Absolutamente nada, porque o serviço continua e é essencial. Uma coisa tenho certeza: o ano que vem será melhor do que este ano. Porque já temos a expertise. Se conseguimos não parar neste ano, no ano que vem é que não iremos parar mesmo. Temos todas as condições, convicções de que o sistema tem plena condição de funcionar em segurança. Ainda mais com as vacinas que virão. E elas virão, é uma questão de decisão. E, nós estamos totalmente fora de qualquer contexto de discussão política.

Quais os principais esquemas montados para garantir a continuidade das escolas de formação durante a pandemia?
O sistema de educação e cultura do Exército é complexo. Envolve uma educação customizada, profissional, voltada para a formação de quadros, além de uma parte assistencial, dos colégios militares. A maior parte é voltada para proporcionar a formação, qualificação necessária para que os camaradas desenvolvam as habilidades e preencham os quadros, o que está diretamente envolvido com a operacionalidade da Força. Neste ano, temos cerca de 42 mil alunos passando pelo sistema, sendo 39 mil presenciais. Quando a pandemia chegou, o alto comando recebeu orientações do comandante do Exército e diretrizes também do ministro da Defesa (Fernando Azevedo e Silva). No que consiste às orientações do comandante do Exército, posso dizer que foram simples: preservar a família militar e manter a operacionalidade. Dentro da operacionalidade da Força, temos um compromisso em continuar formando, já que somos uma atividade essencial. Esse é o caso das academias militares, escolas de formação de sargentos, curso de formação de oficiais médicos, por exemplo. Todo esse pessoal, já do quadro militar, estava sujeito, em caso de necessidade, a ser utilizado. Desde o começo, a nossa intenção — de acordo com as diretrizes do comandante do Exército e que virou uma diretriz minha para o sistema — era a de não parar, tomar as medidas sanitárias para que a gente pudesse permitir prosseguimento das atividades.

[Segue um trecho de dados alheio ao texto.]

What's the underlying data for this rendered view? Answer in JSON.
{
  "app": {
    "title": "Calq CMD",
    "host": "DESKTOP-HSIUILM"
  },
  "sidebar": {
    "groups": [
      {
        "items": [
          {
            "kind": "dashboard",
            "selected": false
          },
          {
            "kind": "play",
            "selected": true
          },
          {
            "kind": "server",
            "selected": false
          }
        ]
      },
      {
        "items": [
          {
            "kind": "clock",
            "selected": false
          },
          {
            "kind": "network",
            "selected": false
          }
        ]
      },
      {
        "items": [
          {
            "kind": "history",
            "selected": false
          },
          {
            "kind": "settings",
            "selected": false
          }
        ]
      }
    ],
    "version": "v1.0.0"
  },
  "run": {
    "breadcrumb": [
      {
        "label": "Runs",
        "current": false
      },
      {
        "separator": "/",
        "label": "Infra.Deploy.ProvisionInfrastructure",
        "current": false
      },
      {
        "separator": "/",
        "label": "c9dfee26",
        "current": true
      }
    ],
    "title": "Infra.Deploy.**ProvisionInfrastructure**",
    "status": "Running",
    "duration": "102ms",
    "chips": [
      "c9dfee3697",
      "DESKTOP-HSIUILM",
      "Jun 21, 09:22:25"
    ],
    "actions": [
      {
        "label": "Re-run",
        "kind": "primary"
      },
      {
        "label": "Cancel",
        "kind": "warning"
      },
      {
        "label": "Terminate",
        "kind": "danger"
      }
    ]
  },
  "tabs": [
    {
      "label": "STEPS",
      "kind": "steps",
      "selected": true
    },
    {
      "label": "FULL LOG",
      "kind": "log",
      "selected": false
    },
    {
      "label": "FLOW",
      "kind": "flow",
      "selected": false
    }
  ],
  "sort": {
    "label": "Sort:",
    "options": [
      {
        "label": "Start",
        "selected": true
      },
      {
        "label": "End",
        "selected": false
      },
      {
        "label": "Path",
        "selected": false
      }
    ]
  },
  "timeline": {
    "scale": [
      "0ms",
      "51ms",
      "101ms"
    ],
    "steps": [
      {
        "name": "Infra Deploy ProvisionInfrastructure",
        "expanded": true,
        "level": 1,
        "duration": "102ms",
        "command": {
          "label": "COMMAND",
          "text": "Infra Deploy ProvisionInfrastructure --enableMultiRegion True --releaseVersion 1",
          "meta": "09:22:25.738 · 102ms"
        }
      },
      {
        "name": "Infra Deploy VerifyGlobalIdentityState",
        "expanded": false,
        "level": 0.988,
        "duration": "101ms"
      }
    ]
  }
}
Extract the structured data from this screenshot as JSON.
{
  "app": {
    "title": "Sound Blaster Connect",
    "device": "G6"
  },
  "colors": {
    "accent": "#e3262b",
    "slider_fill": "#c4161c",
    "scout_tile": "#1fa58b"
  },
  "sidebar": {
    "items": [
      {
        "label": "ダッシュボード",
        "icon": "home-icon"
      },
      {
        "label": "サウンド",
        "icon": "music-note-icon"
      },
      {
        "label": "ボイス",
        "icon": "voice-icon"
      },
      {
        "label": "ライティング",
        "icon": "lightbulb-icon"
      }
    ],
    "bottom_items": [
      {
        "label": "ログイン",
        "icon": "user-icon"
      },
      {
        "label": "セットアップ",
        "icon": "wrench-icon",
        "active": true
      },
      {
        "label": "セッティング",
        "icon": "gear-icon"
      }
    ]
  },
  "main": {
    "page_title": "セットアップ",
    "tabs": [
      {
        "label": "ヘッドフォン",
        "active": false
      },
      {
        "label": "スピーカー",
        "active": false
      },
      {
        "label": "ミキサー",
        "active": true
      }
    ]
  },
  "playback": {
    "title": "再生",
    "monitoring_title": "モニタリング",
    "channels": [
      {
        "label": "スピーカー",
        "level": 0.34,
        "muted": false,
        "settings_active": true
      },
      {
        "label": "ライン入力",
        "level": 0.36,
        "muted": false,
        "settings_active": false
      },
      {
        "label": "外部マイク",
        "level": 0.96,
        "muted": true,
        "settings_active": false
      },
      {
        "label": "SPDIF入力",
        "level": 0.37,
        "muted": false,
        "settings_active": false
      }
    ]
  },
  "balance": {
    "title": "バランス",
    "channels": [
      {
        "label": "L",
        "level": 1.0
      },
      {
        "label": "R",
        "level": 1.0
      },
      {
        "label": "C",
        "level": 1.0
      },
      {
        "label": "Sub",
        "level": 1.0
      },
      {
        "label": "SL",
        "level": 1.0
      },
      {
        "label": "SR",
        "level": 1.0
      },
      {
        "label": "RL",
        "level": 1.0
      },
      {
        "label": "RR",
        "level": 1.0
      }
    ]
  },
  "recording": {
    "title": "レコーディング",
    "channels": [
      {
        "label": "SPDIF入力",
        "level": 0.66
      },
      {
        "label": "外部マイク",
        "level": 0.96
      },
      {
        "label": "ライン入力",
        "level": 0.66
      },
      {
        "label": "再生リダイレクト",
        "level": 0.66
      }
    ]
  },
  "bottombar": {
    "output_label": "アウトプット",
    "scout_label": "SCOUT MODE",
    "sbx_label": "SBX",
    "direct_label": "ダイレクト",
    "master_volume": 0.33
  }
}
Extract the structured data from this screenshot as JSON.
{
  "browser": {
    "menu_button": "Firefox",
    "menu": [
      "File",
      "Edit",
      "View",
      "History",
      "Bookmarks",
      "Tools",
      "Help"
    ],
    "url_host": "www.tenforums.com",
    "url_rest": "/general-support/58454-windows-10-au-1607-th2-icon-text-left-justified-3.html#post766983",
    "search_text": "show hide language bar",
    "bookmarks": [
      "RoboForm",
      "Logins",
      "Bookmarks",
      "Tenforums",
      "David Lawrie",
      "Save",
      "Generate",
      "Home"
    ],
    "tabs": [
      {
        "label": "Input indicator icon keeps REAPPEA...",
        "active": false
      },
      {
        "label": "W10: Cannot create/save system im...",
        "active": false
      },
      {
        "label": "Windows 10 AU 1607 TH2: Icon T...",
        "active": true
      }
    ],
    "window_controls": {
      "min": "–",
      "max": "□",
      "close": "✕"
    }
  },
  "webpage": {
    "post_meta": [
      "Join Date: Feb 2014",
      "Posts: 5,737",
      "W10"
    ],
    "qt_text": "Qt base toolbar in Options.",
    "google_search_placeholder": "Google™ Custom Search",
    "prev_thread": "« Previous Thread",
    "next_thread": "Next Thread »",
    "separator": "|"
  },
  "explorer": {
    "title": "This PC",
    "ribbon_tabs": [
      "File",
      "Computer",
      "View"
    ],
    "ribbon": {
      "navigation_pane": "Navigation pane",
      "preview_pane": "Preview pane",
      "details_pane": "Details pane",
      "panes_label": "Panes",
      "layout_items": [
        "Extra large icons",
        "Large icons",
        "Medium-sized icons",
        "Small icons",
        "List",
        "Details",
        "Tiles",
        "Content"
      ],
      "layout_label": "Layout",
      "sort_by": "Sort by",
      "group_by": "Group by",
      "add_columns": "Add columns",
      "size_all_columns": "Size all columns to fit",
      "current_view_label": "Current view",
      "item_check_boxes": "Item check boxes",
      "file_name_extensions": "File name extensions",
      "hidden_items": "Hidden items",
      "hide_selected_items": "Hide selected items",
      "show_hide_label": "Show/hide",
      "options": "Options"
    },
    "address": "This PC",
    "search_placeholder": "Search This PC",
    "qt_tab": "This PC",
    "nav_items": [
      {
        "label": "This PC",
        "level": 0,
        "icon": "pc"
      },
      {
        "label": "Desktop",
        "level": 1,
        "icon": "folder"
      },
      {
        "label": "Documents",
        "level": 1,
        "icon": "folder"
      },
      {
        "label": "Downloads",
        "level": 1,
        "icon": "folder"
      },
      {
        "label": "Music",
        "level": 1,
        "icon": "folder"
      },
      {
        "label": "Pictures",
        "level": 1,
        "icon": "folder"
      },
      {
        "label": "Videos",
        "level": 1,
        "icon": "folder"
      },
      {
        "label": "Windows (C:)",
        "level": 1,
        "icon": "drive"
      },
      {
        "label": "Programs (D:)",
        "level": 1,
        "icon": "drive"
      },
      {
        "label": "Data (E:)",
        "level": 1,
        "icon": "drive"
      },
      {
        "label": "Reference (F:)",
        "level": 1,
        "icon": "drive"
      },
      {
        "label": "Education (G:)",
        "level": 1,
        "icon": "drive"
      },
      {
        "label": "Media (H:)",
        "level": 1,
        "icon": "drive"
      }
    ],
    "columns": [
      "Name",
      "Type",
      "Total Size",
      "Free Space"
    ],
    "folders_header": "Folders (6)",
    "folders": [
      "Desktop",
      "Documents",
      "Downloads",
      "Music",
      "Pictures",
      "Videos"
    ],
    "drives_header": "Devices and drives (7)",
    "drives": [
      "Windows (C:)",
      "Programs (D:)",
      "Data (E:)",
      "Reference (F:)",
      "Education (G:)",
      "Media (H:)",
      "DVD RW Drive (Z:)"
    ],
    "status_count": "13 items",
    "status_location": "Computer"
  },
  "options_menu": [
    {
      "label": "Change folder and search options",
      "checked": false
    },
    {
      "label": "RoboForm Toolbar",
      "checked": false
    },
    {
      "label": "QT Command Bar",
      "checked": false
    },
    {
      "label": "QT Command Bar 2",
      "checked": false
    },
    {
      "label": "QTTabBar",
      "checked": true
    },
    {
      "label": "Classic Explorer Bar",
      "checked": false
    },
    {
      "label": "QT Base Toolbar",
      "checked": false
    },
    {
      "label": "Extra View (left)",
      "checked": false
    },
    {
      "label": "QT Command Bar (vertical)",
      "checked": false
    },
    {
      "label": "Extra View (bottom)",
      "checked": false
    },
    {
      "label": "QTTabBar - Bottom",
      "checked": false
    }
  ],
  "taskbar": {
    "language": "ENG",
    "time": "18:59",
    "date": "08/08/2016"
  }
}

Quais foram as principais preocupações?
Me preocupava especialmente com os cerca de 4,5 mil militares que estavam no sistema de internato. Esse pessoal não parou. Tivemos uma série de adaptações, flexibilizações e um acompanhamento sanitário muito acirrado. As pessoas tiveram muita responsabilidade, os alunos tiveram muita compreensão. No momento inicial, em março, optamos por mantê-los mais reclusos para protegê-los. Isso nos permitiu até mesmo um adiantamento de conteúdos presenciais, em acordo com os alunos. A residência do interno é a escola. Por esses fatores, e também porque tínhamos problemas com transportes, ele passou praticamente dois meses internado.
Depois disso, começamos a fazer saídas restritas para que os internos pudessem visitar familiares, fazer compras básicas. Permitimos saídas controladas e cuidando, monitorando muito acirradamente. Foi preciso mudar procedimentos. No primeiro semestre, diminuímos as atividades de campo mais intensas, conseguimos fazer tudo com cuidado. E, à medida que a pandemia foi passando, fomos alterando medidas e flexibilizando de local para local. Desta forma, no segundo semestre, começamos a ver que dava para fazer as atividades mais intensas. Essa experiência de preparo foi uma experiência exitosa e apresentá-la à sociedade é uma forma de mostrar que é possível manter atividade de educação presencial com cuidado.